Question

A ball is rolled off the edge of a horizontal table at a speed $4ms^{-1}$. It hits the ground after $0.4\;s$. Which of the following statements are true?
A. It hits the ground at a horizontal distance $1.6\;m$ from the edge of the table.
B. The speed with which it hits the ground is $4.0\;ms^{-1}$.
C. Height of the table is $0.8\;m$.
D. It hits off the ground at an angle of $60^{\circ}$ to the horizontal.

Answer 1

Hint: There are multiple correct options for this question, so eliminate the wrong statement by verification. Remember to resolve the velocity into horizontal and vertical components and use them to calculate horizontal and vertical (table height) displacements respectively.
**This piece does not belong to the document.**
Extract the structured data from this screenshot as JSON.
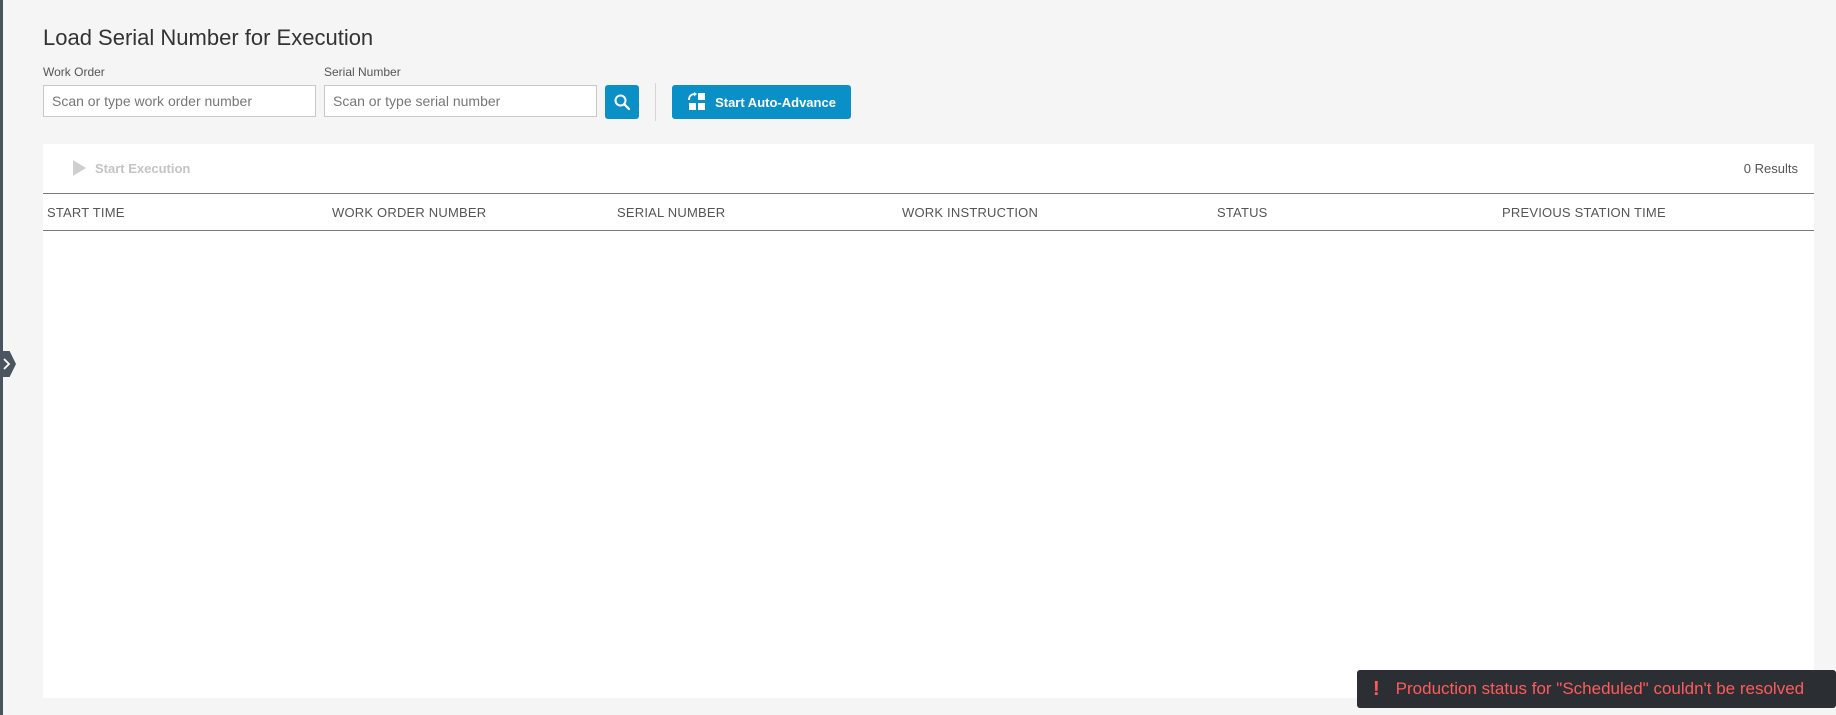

Also, account for gravity only in the vertical direction and keep in mind that the initial velocity is projected only in the horizontal direction. To this end, verify each of the options given above numerically until you arrive at the wrong statement.

Formula Used:
Kinematic equations of motion:
$S=ut+\dfrac{1}{2}gt^2$
$v=u+gt$

Complete answer:
We are given that the initial horizontal velocity of the ball is $u_x = 4\;ms^{-1}$ and the ball hits the floor after a time of $t=0.4\;s$. Therefore, the horizontal distance covered by the ball will be:
$s_{horizontal} = u_x t = 4 \times 0.4 = 1.6\;m$
The initial vertical velocity of the ball is $u_y=0$. The vertical velocity with which the ball hits the ground can be determined by using the kinematic equation of motion:
$v_y = u_y + g_y t = 0+(10 \times 0.4) = 4\;ms^{-1}$
The vertical distance covered by the ball is nothing but the height of the table from which it rolls off. The height of the table can also be calculated by using the kinematic equation of motion:
$ h_{table} = s_{vertical} = u_y t + \dfrac{1}{2}g_y t^2 = 0 + \dfrac{1}{2}(10 \times 0.4^2) = 0.8\;m$

If theta is the angle the ball makes with the vertical as it hits the ground,
$tan\theta = \dfrac{v_x}{v_y} = \dfrac{u_x}{v_y} = \dfrac{4}{-4} = -1 \Rightarrow \theta = tan^{-1}(-1) = -45^{\circ}$
Therefore, except for the last statement all other statements are true.
The correct statements would thus be :
A. It hits the ground at a horizontal distance $1.6\;m$ from the edge of the table.
B. The speed with which it hits the ground is $4.0\;ms^{-1}$.
C. Height of the table is $0.8\;m$.

Note:
Remember to resolve the velocity into its respective horizontal and vertical directions and use only those components of displacements and acceleration related to that direction at every point in the trajectory of the ball as it rolls off onto the ground. Do not forget that the acceleration due to gravity is only in the vertical direction as the change in this acceleration is negligible along the horizontal axis of motion of the ball.